Last year I posted a review of a small group study our small group had done called "The Gospel Centered Life." The study was powerful, and transformed our small group in some really important ways.

In the back of the study, there is a list of "Gospel-Centered Resources" that includes the book "How People Change" by Timothy Lane and Paul David Tripp.

In short, as the title suggests, "How People Change" talks about how people change.

But far from being another in a long list of self-help pablum currently available at your local Christian bookstore, "How People Change" focuses on the real issues and the only solution. According to this book, "A behavioral approach to change is hollow because it ignores the need for Christ and his power to change first the heart and then the behavior."

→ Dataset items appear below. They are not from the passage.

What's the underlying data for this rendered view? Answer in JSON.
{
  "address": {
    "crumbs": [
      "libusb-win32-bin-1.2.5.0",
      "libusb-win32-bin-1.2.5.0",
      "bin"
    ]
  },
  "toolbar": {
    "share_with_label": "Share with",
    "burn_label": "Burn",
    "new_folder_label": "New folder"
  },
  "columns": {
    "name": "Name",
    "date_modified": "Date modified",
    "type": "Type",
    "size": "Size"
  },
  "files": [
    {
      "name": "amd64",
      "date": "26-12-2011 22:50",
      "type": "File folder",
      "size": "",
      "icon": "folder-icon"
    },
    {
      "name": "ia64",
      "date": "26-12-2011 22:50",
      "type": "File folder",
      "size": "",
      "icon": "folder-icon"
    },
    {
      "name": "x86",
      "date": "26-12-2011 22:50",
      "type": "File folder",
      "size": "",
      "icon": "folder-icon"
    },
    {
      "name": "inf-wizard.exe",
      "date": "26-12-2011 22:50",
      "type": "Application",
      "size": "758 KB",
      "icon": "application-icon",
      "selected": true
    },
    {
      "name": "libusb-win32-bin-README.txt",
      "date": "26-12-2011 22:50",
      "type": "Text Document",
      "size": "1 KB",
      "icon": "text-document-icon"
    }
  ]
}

Lane and Tripp point to the reality that most Christians live with an under-developed understanding of our identity in Christ. They say "...each of us lives out of some sense of identity, and our gospel identity amnesia will always lead to some form of identity replacement. That is, if who I am in Christ does not shape the way I think about myself and the things I face, then I will live out of some other identity."

"How People Change" looks at several New Testament examples of change, and notice a pattern of change in a person's life: Heat is applied which either causes good fruit or thorns to emerge depending on the nature of the root. Whatever the result, fruit or thorns, the authors say should be seen in light of the cross which provides the power and resources for good fruit, and the cleansing and power for redemption from thorns.

Honestly, I love the heart of this book. For me, it was a book that started really strong and tapered off at the end. The heat, thorn, cross, fruit metaphors and examples started to lose me toward the end of the book. However, the first half of the book was easily, easily worth the price of the book. Three cheers for guys with the perspective and guts to go against the best-seller grain in favor of the truth: our biggest problem isn't self-help; it's a Savior.